Last week, JWI supporters attended the D.C. premiere of Roe at Arena Stage. The production explored the history of the landmark Supreme Court case, and the ongoing battle for safe, affordable, and accessible abortion care.
by Lauren Landau
“Jane Roe is dead, but Norma McCorvey lives!” Pastor Flip Benham as played by actor Jim Abele exclaims. A week after seeing his performance in Lisa Loomer’s Roe at Washington, D.C.’s Arena Stage, that statement is no longer true.
Norma McCorvey, the plaintiff in the 1973 Supreme Court case Roe v. Wade, died February 18th at 69 years old. Her legacy is better known than her personal story. The latter may surprise theatergoers and abortion-rights activists alike: McCorvey never sought to legalize abortion access for all women.
A single woman without money or interest in having a child, McCorvey had already carried two previous pregnancies to term, adopting out both children—one to her mother and one through a closed adoption. This time, she wanted to terminate the pregnancy.
Lawyers Sarah Weddington and Linda Coffee took her case, though the decision came much too late for McCorvey to secure an abortion. Instead, she unwittingly paved the way for other women to make the choice she legally could not. Known only as “Jane Roe,” McCorvey later revealed her identity and became an abortion-rights activist. In her 1994 autobiography I Am Roe, she also revealed that she was a lesbian.
In Roe, audience members watch Roe and her partner, Connie Gonzalez, work on the frontlines at an abortion-care clinic. There, a feisty and foul-mouthed McCorvey deals with the clinic’s new neighbors, a pro-life organization that aims to undercut the work of the clinic next door.
The anti-choice protesters scare off women seeking care, including one (played by Gina Daniels) who previously told clinic workers her husband would literally kill her if he discovered she was pregnant. Incredibly, McCorvey’s anger and frustration with the neighbors shifts dramatically and she shocks the country by converting to Christianity and becoming an outspoken pro-lifer.
Understandably McCorvey’s transformation made headlines. It also created headaches for members of the pro-choice movement.
Roe provides both entertainment and a history lesson, particularly for those who were born into a world with federally legalized abortion access. Of course, just because the Supreme Court made it so in 1973 does not mean the matter is settled or that the fight is over. The play also served as a sobering reminder of the ongoing struggle for safe, affordable, accessible abortion care.
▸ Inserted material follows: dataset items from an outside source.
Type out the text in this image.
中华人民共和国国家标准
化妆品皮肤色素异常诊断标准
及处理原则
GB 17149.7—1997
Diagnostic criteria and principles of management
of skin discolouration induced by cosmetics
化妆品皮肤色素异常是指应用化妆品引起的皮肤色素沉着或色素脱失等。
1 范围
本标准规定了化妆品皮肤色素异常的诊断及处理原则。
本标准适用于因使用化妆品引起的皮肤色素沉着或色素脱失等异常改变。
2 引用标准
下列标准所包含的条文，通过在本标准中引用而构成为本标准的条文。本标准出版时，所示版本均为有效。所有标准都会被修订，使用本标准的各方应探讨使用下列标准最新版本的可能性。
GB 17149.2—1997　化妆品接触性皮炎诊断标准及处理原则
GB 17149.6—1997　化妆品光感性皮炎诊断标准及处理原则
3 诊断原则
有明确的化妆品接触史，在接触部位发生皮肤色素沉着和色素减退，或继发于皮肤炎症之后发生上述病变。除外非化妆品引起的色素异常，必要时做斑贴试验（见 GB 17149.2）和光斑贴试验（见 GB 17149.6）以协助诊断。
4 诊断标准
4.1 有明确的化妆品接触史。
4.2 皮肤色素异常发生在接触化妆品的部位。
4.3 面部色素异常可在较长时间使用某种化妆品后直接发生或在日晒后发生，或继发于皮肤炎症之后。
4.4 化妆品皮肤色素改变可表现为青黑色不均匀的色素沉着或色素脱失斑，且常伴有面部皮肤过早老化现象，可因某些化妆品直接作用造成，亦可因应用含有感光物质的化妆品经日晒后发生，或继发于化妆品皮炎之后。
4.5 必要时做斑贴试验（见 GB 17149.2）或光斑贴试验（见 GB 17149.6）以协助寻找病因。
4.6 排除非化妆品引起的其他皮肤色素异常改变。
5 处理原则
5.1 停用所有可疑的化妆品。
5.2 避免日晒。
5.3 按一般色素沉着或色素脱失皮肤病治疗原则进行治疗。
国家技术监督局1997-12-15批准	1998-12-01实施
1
“I just want to shake them,” Weddington, as played by Sarah Jane Agnew, says in Roe. The character is talking about her law school students, who did not appreciate their freedoms or the delicate balance that keeps them in place. Her frustration was shared by theater patrons who remember what life was like before the landmark case.
During a post-performance Q&A with cast members Kenya Alexander (Roxanne), Sara Bruner (Norma McCorvey), and Catherine Castellanos (Ofelia/Connie Gonzalez), a member of the audience who identified herself as a nearly-70-year-old lawyer reflected on the days before Roe became law. “Kids would come into our store, and we would call an ambulance because of a faulty abortion,” she said, recalling incidents when as a young person she worked in her parent’s bakery-deli in Kansas City. “And I think to myself this is so visceral.”
The production highlighted the many legal, logistical, emotional, and financial hurdles women face today when looking to terminate a pregnancy. As the character Roxanne, Alexander sat in the audience throughout the production before standing up in modern clothing and describing the difficulties she faced in her attempts to terminate a pregnancy. From road trips to loss of wages due to time off to medical costs to burdensome state laws that tied doctors’ hands, she was exhausted, broke, completely confused, and still pregnant. She asks, in lines, how it’s possible that abortion is legal, but she can’t get one.
“It’s kind of shocking that we’re still having this discussion,” one self-identified millennial said during the Q&A.
Alexander said the election of President Donald Trump changed how she viewed the production and the context in which she delivered her lines. When she first landed the role, the play seemed celebratory and like a history lesson on some long-settled dispute. “And then the election happened and new justices are being appointed and so now it’s become very scary doing it for me every night,” she said during the Q&A.
“I feel it [now] in a different way,” she said. “We are in scary times and this is now my reality, where it wasn’t before.”
Bruner also said her take on the play was deeply affected by the election. She was part of the original cast for the world premiere production at last year’s Oregon Shakespeare Festival and, at the time, took things for granted and viewed the show as a celebration. “And then post-election it changed so drastically,” she said. The cast was on break then, and returned to rehearsals with an entirely new world view.
“Everything has changed so the play feels to me more like a battle cry,” she said. “The play feels like a continuation of the Women’s March to me. It feels like some way that I can participate aside from going to protests and emailing and calling. It’s another form of voice that I’m very grateful to have right now because I’m so full of things to say.”
On stage, in town halls, and across the country, pro-choice advocates will need to continue to raise their voices. Norma McCorvey is dead, but Jane Roe must survive.